Mama had these ornate bowls, she’d made them herself before she met dad. Each had a life all its own, molded with her young hands and adorned with orange dots, red tear drops, and blue lines. Her bowls had quiet personalities, hidden details only caught by those using them as often as I did back then. There were cracks, young embedded fingerprints in the clay, an odd shape to one of them—but they were always painted the same colors: orange, red, and blue.
Dad hated them. When we moved out, mama carefully placed them in a box and nestled it in the back of the station wagon, a few inches of space separating her bowls from the rest of the artifacts we’d taken with us.
“Has anybody seen my bowls? It was marked for the kitchen.” Mama’s eyes spilled panic while the rest of her face remained calm.
“You sure you took them from the car?” Dad was robotic, he moved from box to cabinet, box to table, box to floor.
“I thought you took them inside?”
“Jacob, go check the car?”
I’d never been handed car keys before. Their weight in my hands meant power, and when they jingled against each other I envisioned dad plucking them from the ignition, or patting his pants to find his thought. I ran my thumb over their teeth, felt cool copper, and imagined myself in the driver’s seat. But only for a moment. Mama was nervous, I could tell, and the car keys were how I could bring her relief.
We’d moved on one of the coldest days in February and I had to shovel ice and snow from our new walkway before we could bring in the boxes. A quiet street, at least that day. A Sunday. Snow-covered cars slept in driveways, and with the exception of two or three other houses, ours was the only one shoveled. For a young entrepreneur that only meant a means to make easy money, which I would go on to do the following winter.

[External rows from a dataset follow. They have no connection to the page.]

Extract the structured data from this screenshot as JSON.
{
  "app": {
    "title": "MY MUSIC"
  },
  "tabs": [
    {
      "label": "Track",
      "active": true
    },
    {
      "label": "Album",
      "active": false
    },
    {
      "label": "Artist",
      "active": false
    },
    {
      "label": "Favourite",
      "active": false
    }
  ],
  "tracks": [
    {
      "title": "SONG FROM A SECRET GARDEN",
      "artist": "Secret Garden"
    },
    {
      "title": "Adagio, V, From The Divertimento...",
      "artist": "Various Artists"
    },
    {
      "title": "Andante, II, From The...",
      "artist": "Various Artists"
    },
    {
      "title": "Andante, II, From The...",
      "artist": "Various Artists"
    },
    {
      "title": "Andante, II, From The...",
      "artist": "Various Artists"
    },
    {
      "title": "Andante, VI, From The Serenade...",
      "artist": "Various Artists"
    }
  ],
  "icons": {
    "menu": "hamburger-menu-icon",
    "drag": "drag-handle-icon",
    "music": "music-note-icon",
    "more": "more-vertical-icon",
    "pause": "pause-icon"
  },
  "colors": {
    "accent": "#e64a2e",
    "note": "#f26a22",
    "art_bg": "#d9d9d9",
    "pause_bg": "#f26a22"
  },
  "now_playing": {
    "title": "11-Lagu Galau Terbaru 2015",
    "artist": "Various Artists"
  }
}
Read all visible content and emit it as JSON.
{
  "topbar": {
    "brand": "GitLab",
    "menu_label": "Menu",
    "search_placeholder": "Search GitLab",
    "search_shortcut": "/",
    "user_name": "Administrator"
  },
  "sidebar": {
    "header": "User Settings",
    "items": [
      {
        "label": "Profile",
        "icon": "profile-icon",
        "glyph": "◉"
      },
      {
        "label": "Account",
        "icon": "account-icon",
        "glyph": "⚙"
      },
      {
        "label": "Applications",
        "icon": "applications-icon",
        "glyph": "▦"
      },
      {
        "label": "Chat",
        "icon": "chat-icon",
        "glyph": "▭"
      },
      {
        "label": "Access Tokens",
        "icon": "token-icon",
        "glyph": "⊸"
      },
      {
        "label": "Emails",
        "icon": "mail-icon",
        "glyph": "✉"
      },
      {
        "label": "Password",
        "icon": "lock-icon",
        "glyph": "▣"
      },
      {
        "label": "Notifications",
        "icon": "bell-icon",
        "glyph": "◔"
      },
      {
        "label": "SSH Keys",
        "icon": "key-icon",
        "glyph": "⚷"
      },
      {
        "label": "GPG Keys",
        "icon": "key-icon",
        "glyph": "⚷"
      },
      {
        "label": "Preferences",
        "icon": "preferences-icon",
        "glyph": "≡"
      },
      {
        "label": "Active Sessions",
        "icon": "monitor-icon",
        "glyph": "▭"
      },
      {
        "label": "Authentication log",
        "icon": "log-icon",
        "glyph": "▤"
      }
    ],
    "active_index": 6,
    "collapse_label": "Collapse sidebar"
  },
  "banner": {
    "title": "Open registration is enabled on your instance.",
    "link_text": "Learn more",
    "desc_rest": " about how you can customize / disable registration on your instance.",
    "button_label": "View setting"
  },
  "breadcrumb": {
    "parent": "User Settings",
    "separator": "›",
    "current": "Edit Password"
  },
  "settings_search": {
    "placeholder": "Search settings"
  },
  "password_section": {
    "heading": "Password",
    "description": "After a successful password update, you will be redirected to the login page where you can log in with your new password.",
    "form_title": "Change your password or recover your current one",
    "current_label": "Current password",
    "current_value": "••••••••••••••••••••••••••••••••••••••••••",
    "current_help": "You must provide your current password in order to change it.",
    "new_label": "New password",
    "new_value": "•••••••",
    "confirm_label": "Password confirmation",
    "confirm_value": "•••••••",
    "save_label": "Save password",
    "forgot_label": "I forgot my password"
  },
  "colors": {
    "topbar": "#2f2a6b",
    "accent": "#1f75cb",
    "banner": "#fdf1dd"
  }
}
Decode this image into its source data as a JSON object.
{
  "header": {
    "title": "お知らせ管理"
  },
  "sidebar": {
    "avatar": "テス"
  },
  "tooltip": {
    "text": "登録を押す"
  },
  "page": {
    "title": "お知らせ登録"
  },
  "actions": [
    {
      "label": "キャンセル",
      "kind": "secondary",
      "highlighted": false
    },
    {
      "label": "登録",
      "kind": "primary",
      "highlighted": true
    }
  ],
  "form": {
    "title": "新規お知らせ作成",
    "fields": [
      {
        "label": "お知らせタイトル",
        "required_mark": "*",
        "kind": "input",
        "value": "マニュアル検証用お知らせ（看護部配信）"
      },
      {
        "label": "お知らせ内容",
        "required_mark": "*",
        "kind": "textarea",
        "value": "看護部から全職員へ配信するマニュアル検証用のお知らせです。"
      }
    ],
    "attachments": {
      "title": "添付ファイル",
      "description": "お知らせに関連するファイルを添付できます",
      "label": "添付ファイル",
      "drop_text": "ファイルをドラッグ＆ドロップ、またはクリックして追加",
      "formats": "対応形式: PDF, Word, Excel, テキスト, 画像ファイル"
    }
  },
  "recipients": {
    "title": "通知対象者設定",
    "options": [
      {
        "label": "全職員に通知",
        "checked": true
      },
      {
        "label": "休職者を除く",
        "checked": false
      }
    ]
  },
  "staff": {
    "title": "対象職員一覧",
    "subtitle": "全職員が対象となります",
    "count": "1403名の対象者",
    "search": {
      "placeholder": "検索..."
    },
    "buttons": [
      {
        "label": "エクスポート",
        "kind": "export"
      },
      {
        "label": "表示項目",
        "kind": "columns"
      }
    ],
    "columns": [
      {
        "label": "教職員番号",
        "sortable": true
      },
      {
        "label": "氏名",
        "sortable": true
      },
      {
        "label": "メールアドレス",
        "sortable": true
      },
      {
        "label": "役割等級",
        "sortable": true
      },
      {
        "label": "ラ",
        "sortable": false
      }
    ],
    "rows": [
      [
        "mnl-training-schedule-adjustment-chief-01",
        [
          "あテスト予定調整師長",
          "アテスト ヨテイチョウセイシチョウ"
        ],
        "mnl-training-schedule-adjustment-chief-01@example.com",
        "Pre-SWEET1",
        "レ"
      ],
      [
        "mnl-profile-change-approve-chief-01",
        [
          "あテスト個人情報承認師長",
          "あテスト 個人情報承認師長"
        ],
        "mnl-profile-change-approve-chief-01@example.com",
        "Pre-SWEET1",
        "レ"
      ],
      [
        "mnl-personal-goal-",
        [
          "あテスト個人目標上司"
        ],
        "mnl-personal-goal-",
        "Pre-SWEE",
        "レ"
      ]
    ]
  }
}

Without a person in sight, my young mind assumed everybody was either too old to come outside to play in the snow, or somewhere in my uncharted lands whizzing down hills in sleds.
Mama liked the car warm and dad bared it for her though he preferred the temperature, in his own words, as “more comfortable.” Her cocoon blanketed me when I lifted the trunk door, and I spotted her box, the only one left, wedged between the spare tire and side panel. The sides were closed in on each other, badly damaged, like it’d been left outside in the storm before somebody decided to take it in.
As soon as I pried it from behind the tire, I could tell most of mama’s bowls were broken inside. The box jingled, but instead of freedom, I felt an unbearable sadness. For a moment, I envisioned myself in there with them, or that I’d been placed in there by coming outside to retrieve them. The unfolded box brought my fear to life: not a single bowl remained. Red tear drops slid from one end to the other. Orange dots meandered, longing for blue lines to bind them. All fractured and broken, they could no longer be translated. Mama would be devastated. The rest of her face would remember how to smile, but her eyes would lilt in the memory of accomplishments and defeat.
I glanced towards the bay window, watched mom and dad continue to motion from box to couch, box to table, box to bedroom. I’d only been outside a few moments, but theirs inside were much different. We shared two separate worlds, connected by a box that now represented two things. If, somehow, I could prevent the two from meeting. If I could find the kids sledding down hills and forget this moment, erase it entirely, and replace it with joy. For mama. If only her bowls were safe, she’d rub a finger over one, captivated by the memory she’d molded into each, and place them into the hutch for future guests to pour over.
With the trunk closed, winter’s grip took hold over mama’s lingering warmth, and I only had a short walk up the shoveled walkway until an even colder reality was to set in.
I slowed my pace. I wondered how she’d take the news. I wondered how dad would react. I wondered how this even happened. It was tucked so snug against the tire, so safe. How could mama’s bowls be the only victim in our move?
Without thought I kicked snow over part of the walkway. I let myself go and hurled the box towards the front steps, enough for mama and dad to hear the commotion and come outside. Mama was first outside, frenzied by the crash and clang and me, face-down on the path in pretend-pain.
“Are you okay? What happened?” She rushed to me, the box on its side near the steps.
“I missed a spot, there was ice and I slipped!” I managed to rip my jeans during the fall and bled from my knee.
“Oh Jacob. Come inside. Let’s clean up that cut.” Propped up with one arm, we slowed at the box, and I watched mama’s eyes dart towards it in quiet calamity. She gripped my coat tight and pulled me closer towards her. She hurt.
Dad stood in the doorway taking in the scene. As we rushed passed him he hesitated to look at mama, but tossed me a curious glance.
“Where are my keys?”
The jingle left my hand and, in his, were muffled to silence. He walked outside, picked up the mangled and wet box, and brought it inside. When my act subsided, mama looked inside, sighed, and closed it up tight. She picked up the box and placed it with bags of garbage near the front door.